“Hey, where is everybody,” I called out having pulled up behind the Jeep and started through the paddock gate.
“Roberta’s inside you’d better come over here so I can tell you what’s going on,” said Jenny poking her head out of one of the stalls. Johnny and I went over to the third stall where Jenny was mucking out. “Watch your feet,” which was as obvious to us as the manure piling up at the end of the stall ready to be put in the digester.
“Hey babe, Johnny said,” smiling in greeting. They really did make the ideal couple with California smiles and well toned bodies – Jenny’s now moving with the pitch fork clasped in her hands intent on the job.
“Hey” she said rather cursively. “There’s been an accident. One of the girls fell off the horse and had to be taken by ambulance to the Hospital. They don’t know how serious it is but Roberta’s worried about a law suit right now and she’s inside talking on the phone to that Mike Callahan guy she knows from college. All the other parents took their kids and left. It was really bad for business if you know what I mean.”
“She has contracts with these people doesn’t she?” I asked. “I mean, it all has to be taken care off doesn’t it?”
Roberta came out of the house at that moment with the screen door clattering behind. “Hey you two – I suppose you’ve heard. I’ve just got off the phone with the kids parents at the hospital and they say Sally is going to be all right. They were worried about hemorrhaging in the brain and blood clotting from the fall but scans show nothing. Just some bumps and bruises and swelling in her knee where she wrenched her leg out of the stirrup. Dam I wish these kids would listen, probably wanted to show off to Mum and Dad. These are big animals for a thirteen year old girl.”
“That’s all right then isn’t it?” I said. “Crisis averted.”

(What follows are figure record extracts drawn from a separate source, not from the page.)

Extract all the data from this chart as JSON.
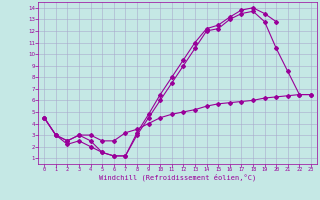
{
  "bg_color": "#c5e8e5",
  "line_color": "#990099",
  "grid_color": "#aaaacc",
  "xlim": [
    -0.5,
    23.5
  ],
  "ylim": [
    0.5,
    14.5
  ],
  "xticks": [
    0,
    1,
    2,
    3,
    4,
    5,
    6,
    7,
    8,
    9,
    10,
    11,
    12,
    13,
    14,
    15,
    16,
    17,
    18,
    19,
    20,
    21,
    22,
    23
  ],
  "yticks": [
    1,
    2,
    3,
    4,
    5,
    6,
    7,
    8,
    9,
    10,
    11,
    12,
    13,
    14
  ],
  "xlabel": "Windchill (Refroidissement éolien,°C)",
  "line1_x": [
    0,
    1,
    2,
    3,
    4,
    5,
    6,
    7,
    8,
    9,
    10,
    11,
    12,
    13,
    14,
    15,
    16,
    17,
    18,
    19,
    20
  ],
  "line1_y": [
    4.5,
    3.0,
    2.5,
    3.0,
    2.5,
    1.5,
    1.2,
    1.2,
    3.2,
    4.8,
    6.5,
    8.0,
    9.5,
    11.0,
    12.2,
    12.5,
    13.2,
    13.8,
    14.0,
    13.5,
    12.8
  ],
  "line2_x": [
    0,
    1,
    2,
    3,
    4,
    5,
    6,
    7,
    8,
    9,
    10,
    11,
    12,
    13,
    14,
    15,
    16,
    17,
    18,
    19,
    20,
    21,
    22,
    23
  ],
  "line2_y": [
    4.5,
    3.0,
    2.2,
    2.5,
    2.0,
    1.5,
    1.2,
    1.2,
    3.0,
    4.5,
    6.0,
    7.5,
    9.0,
    10.5,
    12.0,
    12.2,
    13.0,
    13.5,
    13.7,
    12.8,
    10.5,
    8.5,
    6.5,
    6.5
  ],
  "line3_x": [
    0,
    1,
    2,
    3,
    4,
    5,
    6,
    7,
    8,
    9,
    10,
    11,
    12,
    13,
    14,
    15,
    16,
    17,
    18,
    19,
    20,
    21,
    22,
    23
  ],
  "line3_y": [
    4.5,
    3.0,
    2.5,
    3.0,
    3.0,
    2.5,
    2.5,
    3.2,
    3.5,
    4.0,
    4.5,
    4.8,
    5.0,
    5.2,
    5.5,
    5.7,
    5.8,
    5.9,
    6.0,
    6.2,
    6.3,
    6.4,
    6.5,
    6.5
  ]
}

“I called Mike Callahan to check. He says if negligence is proven and there’s long-term suffering or loss then having waivers only mitigates the damage. They can still sue. My god sometimes I think this is too hard to keep going for one person. Sometimes I just want to give it up and marry a doctor or a lawyer and raise kids. Hah!” she laughed. Roberta had never been the marrying type if there is such a thing. Fiercely independent, she’d built the stables because she loved to ride in High school and never lost the desire to be around animals. She lived alone in her back-split on this gorgeous property with the in-ground pool just feet away from the downstairs walk-out, the hot-tub to one side always ready for a dash to the house and sauna in cold weather. There have been a string of boyfriends, mostly eye candy from what I remember; nothing serious enough to have moved in.

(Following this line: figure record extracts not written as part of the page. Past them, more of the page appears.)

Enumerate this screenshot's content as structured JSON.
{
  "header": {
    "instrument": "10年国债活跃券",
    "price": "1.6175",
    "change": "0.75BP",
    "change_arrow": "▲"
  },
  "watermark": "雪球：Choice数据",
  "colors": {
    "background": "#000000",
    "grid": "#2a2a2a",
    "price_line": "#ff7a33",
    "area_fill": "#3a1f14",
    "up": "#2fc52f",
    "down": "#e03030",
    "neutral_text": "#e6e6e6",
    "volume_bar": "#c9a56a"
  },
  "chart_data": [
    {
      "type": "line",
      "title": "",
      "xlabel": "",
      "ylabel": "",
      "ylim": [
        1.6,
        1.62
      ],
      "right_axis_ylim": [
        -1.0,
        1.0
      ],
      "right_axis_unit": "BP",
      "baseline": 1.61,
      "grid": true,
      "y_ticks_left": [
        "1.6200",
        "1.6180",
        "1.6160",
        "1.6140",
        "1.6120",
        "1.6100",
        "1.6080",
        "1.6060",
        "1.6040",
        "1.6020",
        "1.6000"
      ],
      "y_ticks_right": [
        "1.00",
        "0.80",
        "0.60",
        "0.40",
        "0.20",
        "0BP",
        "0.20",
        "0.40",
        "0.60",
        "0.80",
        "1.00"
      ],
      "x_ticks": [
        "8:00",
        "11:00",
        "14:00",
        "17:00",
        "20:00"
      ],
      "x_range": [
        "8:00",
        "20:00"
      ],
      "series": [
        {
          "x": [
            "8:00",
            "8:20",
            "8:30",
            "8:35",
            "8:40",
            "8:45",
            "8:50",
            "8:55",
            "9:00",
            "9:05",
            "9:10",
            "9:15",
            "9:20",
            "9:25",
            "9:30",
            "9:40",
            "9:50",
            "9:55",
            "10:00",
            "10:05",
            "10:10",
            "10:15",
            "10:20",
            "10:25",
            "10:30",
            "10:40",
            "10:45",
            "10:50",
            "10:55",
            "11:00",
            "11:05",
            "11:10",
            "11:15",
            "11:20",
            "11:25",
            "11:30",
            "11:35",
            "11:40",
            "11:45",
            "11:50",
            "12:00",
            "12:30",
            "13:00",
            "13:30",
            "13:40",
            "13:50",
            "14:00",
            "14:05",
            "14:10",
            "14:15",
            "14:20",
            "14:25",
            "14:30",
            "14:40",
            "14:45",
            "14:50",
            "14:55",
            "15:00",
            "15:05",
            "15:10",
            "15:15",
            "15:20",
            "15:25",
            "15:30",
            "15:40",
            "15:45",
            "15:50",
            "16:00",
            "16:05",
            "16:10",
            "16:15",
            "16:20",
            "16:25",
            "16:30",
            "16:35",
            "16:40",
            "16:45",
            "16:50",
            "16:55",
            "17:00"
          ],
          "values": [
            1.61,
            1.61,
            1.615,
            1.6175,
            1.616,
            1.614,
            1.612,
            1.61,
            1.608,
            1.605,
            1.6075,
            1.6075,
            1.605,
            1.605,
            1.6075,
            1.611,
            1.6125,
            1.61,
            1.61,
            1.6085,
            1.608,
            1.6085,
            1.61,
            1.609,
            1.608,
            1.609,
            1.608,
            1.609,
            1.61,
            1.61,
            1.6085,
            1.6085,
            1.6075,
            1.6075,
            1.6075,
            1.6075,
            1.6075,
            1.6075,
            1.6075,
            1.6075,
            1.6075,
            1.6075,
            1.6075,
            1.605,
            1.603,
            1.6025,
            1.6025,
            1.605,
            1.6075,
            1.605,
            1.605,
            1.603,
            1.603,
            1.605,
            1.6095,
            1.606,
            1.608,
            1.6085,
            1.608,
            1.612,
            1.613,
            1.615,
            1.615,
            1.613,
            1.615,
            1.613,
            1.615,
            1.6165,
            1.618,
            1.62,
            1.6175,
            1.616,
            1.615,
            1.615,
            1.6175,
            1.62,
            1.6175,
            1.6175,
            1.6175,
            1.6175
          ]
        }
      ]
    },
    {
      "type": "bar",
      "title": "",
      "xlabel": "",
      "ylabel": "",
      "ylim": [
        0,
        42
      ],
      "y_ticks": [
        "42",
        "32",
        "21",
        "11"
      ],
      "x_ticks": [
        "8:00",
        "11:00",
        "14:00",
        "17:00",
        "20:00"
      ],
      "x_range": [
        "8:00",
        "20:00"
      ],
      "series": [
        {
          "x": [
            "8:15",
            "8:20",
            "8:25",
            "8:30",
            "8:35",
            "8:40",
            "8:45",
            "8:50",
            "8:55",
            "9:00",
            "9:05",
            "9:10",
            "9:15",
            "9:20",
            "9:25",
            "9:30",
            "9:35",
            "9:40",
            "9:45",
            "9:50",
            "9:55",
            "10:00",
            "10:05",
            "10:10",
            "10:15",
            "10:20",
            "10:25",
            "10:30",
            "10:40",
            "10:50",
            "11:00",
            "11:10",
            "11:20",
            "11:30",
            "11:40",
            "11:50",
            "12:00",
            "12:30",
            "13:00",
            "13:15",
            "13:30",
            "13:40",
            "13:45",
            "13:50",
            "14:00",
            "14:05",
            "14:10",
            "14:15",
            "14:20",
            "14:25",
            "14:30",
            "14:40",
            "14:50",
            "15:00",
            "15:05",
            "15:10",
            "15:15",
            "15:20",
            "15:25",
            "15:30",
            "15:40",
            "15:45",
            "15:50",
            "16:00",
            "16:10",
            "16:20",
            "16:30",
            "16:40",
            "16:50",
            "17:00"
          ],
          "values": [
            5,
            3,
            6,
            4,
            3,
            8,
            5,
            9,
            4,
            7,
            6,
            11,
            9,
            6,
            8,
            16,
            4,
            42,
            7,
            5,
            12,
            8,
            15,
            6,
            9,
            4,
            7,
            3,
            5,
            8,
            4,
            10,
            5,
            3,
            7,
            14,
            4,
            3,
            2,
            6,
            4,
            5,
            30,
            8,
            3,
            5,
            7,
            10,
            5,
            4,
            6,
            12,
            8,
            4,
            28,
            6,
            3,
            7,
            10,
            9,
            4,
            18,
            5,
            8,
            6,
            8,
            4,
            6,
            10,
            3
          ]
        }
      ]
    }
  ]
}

“Well that’s it then, all the more reason to have some fun tonight, right?” Jenny looked at me obviously disturbed by what I was suggesting. “Come on. It will be good to blow this off a bit. Besides, we aren’t going far. Just into Alliston and it doesn’t have to be an all nighter either,” I pleaded.

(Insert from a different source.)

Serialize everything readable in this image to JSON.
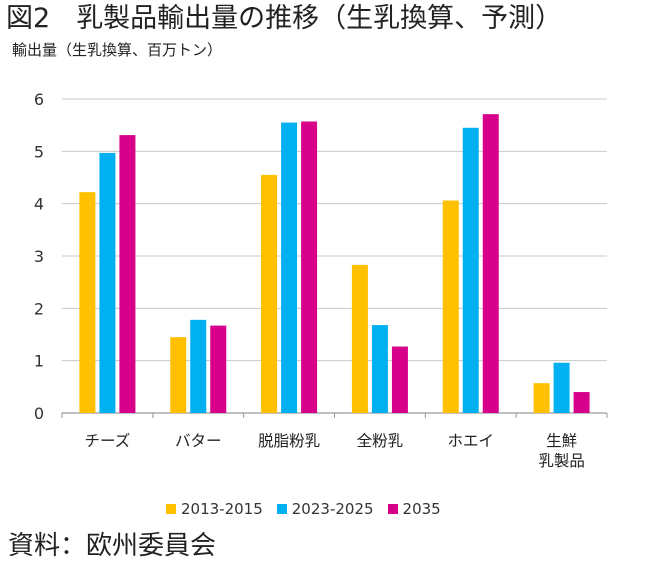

“He’s right you know Jen, the boys want their fun and you’ve given them the best reason. It’ll make all the difference getting out of here for a while, “ agreed Roberta.
Johnny took the rake from Jenny and grabbed her around the waist, pulling her close and kissed her roughly. Jenny struggled a bit. “I’m all sweaty, that’s gross.” She protested but Johnny just laughed, wanting his way and leaving nothing to the imagination. She pushed him back, up against the wall of the stall and held him at bay with the pitch fork. She dropped it and fell into his arms, writhing against him.
“O.K. I’ve seen enough.” I said and walked out of the stable with Roberta. It was hot outside and I knew the temperature was rising behind us.